BELTON, Mo. - An NBC Action News investigation has uncovered new evidence in the Kara Kopetsky case, including a possible confession and disputed timeline.
There are two parts of this investigation. Click here to see the story on the possible confession.
“It just solidifies what I had already suspected,” said Kara’s mom, Rhonda Beckford. “Which is they're not doing their job. They're not trying to find Kara.”
New Clues
In addition to a reported confession, the NBC Action News investigation identified a box of Kara’s possessions turned in to police two years after her disappearance, a report that Belton police did not return calls about suspicious behavior the day after she vanished, an official report that puts Kara’s initial disappearance two days earlier than previously reported, and other evidence never made public until now.

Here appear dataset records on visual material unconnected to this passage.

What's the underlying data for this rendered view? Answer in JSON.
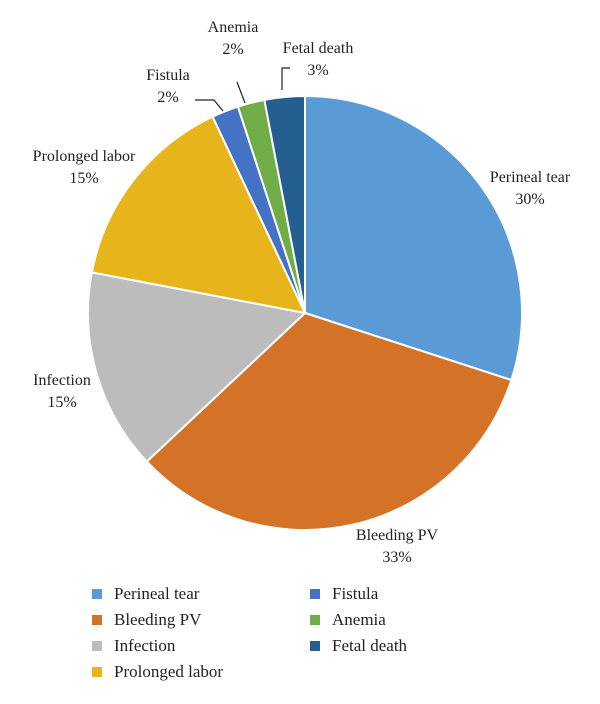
{
  "chart_data": {
    "type": "pie",
    "title": "",
    "slices": [
      {
        "label": "Perineal tear",
        "percent_label": "30%",
        "value": 30,
        "color": "#5b9bd5"
      },
      {
        "label": "Bleeding PV",
        "percent_label": "33%",
        "value": 33,
        "color": "#d47228"
      },
      {
        "label": "Infection",
        "percent_label": "15%",
        "value": 15,
        "color": "#bcbcbc"
      },
      {
        "label": "Prolonged labor",
        "percent_label": "15%",
        "value": 15,
        "color": "#e8b41c"
      },
      {
        "label": "Fistula",
        "percent_label": "2%",
        "value": 2,
        "color": "#4472c4"
      },
      {
        "label": "Anemia",
        "percent_label": "2%",
        "value": 2,
        "color": "#70ad47"
      },
      {
        "label": "Fetal death",
        "percent_label": "3%",
        "value": 3,
        "color": "#255e91"
      }
    ],
    "legend_position": "bottom"
  }
}
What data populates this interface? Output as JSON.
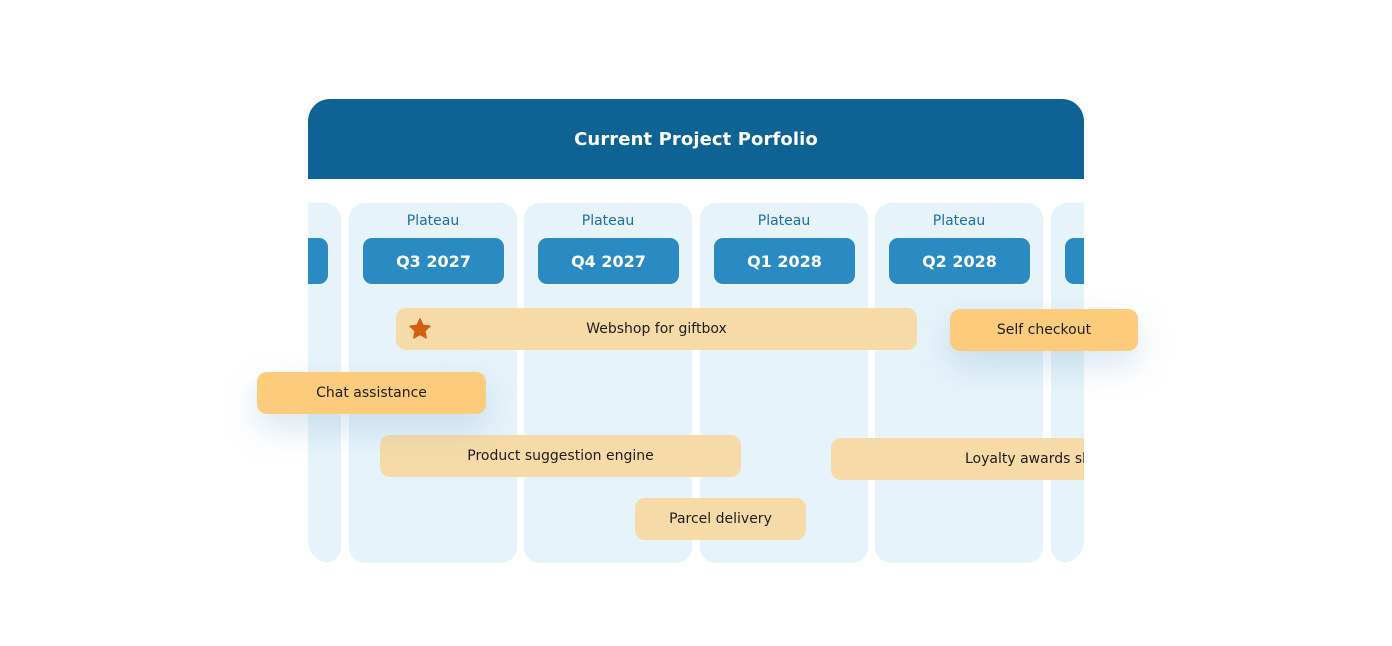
{
  "header": {
    "title": "Current Project Porfolio"
  },
  "columns": [
    {
      "label": "",
      "quarter": ""
    },
    {
      "label": "Plateau",
      "quarter": "Q3 2027"
    },
    {
      "label": "Plateau",
      "quarter": "Q4 2027"
    },
    {
      "label": "Plateau",
      "quarter": "Q1 2028"
    },
    {
      "label": "Plateau",
      "quarter": "Q2 2028"
    },
    {
      "label": "",
      "quarter": ""
    }
  ],
  "projects": {
    "webshop": "Webshop for giftbox",
    "self_checkout": "Self checkout",
    "chat_assistance": "Chat assistance",
    "product_suggestion": "Product suggestion engine",
    "loyalty": "Loyalty awards sh",
    "parcel": "Parcel delivery"
  },
  "icons": {
    "webshop_marker": "star-icon"
  },
  "colors": {
    "header": "#0f6294",
    "column": "#e6f3fa",
    "quarter_pill": "#2a8ac2",
    "project_bar": "#f6dba8",
    "highlight_bar": "#fdcb7c",
    "star": "#d2600f"
  }
}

“This amount of compelling information coming out in a news investigation rather than a police investigation is very troubling,” said Retired FBI Agent Michael Tabman after he reviewed what NBC Action News Investigators uncovered.

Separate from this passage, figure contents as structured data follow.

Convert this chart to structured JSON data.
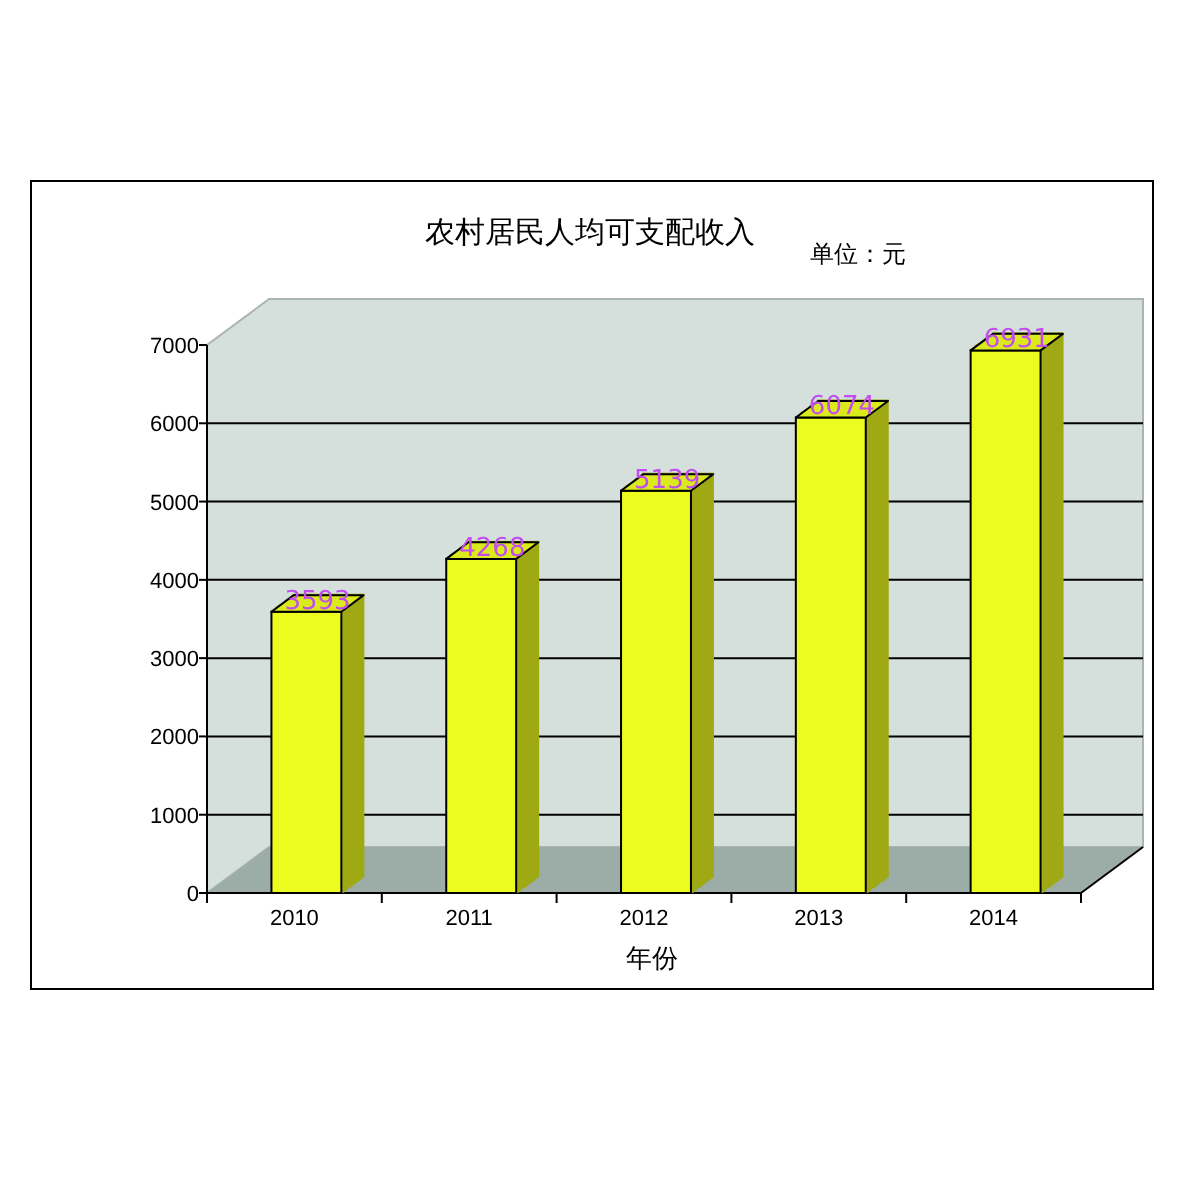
{
  "chart_data": {
    "type": "bar",
    "title": "农村居民人均可支配收入",
    "subtitle": "单位：元",
    "xlabel": "年份",
    "categories": [
      "2010",
      "2011",
      "2012",
      "2013",
      "2014"
    ],
    "values": [
      3593,
      4268,
      5139,
      6074,
      6931
    ],
    "color": "#ecfc1e",
    "data_labels": true,
    "ylim": [
      0,
      7000
    ],
    "yticks": [
      0,
      1000,
      2000,
      3000,
      4000,
      5000,
      6000,
      7000
    ],
    "grid": "y"
  }
}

Kara Kopetsky vanished shortly after surveillance cameras captured her walking out of Belton High School about 10:00 a.m on Friday, May 4, 2007.
She was only 17.
When did Kara really disappear: May 2, 2007 or May 4, 2007?

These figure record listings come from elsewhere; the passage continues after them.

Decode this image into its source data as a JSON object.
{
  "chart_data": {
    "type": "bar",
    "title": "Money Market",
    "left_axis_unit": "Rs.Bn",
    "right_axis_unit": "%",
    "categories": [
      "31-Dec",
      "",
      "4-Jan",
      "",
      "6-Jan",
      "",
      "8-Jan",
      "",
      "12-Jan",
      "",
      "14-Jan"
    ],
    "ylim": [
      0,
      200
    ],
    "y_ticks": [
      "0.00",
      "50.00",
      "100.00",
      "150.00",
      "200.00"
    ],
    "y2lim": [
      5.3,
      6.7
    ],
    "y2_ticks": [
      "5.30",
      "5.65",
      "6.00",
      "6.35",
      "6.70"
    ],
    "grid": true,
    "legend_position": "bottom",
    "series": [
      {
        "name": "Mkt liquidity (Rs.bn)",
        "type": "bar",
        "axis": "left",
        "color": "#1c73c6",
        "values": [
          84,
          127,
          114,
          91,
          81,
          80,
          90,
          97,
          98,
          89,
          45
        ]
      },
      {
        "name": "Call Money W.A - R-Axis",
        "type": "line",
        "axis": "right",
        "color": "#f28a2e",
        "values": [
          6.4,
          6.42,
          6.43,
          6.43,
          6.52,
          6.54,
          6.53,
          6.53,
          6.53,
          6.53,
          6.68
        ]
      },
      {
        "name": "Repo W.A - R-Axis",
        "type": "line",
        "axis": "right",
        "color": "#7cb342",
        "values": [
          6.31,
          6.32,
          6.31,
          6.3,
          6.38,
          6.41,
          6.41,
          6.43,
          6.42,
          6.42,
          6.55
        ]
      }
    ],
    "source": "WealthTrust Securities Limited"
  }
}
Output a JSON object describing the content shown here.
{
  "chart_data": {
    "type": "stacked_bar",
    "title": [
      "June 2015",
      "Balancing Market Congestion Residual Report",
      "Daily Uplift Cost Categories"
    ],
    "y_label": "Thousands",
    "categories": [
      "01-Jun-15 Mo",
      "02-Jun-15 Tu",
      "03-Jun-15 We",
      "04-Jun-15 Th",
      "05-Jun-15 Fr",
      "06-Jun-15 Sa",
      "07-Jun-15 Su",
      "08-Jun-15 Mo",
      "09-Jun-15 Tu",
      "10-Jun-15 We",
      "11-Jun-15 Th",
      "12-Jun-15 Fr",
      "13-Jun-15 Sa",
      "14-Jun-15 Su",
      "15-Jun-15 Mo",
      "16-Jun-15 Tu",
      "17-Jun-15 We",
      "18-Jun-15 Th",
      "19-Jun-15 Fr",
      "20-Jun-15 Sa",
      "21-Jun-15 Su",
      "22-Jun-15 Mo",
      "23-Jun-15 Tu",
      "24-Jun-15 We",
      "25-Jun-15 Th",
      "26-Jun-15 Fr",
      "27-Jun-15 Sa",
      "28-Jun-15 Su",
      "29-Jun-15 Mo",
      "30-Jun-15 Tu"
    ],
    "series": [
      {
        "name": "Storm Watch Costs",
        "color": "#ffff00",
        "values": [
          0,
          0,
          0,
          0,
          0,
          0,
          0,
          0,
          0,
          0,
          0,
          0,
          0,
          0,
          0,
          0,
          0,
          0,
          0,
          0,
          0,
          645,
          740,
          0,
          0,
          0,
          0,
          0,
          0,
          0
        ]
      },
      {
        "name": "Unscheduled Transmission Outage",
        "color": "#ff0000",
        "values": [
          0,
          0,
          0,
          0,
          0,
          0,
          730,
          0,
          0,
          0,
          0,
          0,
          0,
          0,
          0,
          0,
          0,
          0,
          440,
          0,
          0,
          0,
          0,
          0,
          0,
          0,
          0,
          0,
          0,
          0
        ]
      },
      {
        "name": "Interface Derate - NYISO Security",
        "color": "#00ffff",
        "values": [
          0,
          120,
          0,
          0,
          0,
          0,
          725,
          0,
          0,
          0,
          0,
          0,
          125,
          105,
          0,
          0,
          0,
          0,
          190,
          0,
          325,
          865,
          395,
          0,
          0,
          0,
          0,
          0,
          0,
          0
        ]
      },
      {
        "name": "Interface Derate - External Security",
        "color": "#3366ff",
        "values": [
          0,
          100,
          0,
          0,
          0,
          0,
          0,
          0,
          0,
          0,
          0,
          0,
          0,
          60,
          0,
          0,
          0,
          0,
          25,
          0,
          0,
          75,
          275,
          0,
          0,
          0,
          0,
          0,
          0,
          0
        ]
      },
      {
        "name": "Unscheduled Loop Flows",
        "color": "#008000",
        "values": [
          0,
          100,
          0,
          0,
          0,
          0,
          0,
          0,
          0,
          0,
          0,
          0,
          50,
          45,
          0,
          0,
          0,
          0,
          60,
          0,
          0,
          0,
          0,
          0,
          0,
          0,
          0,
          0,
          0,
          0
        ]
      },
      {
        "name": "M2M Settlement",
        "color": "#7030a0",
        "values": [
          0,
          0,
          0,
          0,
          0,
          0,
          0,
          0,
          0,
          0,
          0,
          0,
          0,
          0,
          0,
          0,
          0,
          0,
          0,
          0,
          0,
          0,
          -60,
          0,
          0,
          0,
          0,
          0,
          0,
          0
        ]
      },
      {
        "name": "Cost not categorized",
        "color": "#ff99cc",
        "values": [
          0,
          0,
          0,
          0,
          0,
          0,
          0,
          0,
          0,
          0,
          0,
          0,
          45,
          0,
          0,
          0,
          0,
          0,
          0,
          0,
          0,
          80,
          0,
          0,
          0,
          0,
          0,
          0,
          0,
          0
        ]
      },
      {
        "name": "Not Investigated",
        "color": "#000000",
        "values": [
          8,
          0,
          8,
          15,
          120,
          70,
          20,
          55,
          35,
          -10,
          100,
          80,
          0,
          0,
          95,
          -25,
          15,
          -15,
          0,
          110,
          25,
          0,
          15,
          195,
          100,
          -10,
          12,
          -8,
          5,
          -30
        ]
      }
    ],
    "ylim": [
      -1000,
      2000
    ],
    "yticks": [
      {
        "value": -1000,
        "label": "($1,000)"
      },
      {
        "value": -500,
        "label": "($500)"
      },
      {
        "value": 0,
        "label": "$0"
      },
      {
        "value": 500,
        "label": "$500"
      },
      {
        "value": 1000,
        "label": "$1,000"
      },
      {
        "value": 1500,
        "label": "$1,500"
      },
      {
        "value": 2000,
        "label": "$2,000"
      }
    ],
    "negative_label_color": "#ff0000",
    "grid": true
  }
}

Kara’s mother was shocked to learn that Belton Police records put her daughter’s initial disappearance on May 2, 2007—two days earlier than she was publically reported missing.
According to the Belton police report obtained by the Investigators, when Rhonda was contacted on May 4, 2007 regarding the disappearance of her daughter, she told detectives that Kara “has, in fact, been missing since May 2, 2007” and that she believed Kara “is with the suspect willingly and is not being held against her will.”
However Rhonda said the documentation is erroneous. “It essentially says I thought my daughter was a runaway, when I did not think that,” Beckford said. “I felt that her life was in danger, or I would not have called the police and reported her missing.”
“I just don't know what Belton thinks that they're doing,” Rhonda said. “It's all lies and this is the first time we've seen the report. Why are we just now seeing this?”
Belton Police Chief James Person declined our requests for an interview, but issued a statement standing by the report.
“There is no discrepancy in our police reports,” Person wrote. “They are dated and time stamped, and have not changed since the original report was written 4 1/2 years ago.”
The Belton report also said police contacted the family by phone, but the family said that never happened.
Rhonda emphasized that the family saw Kara the morning of May 4, 2007 and would have had no reason to say she’d already been missing for two days.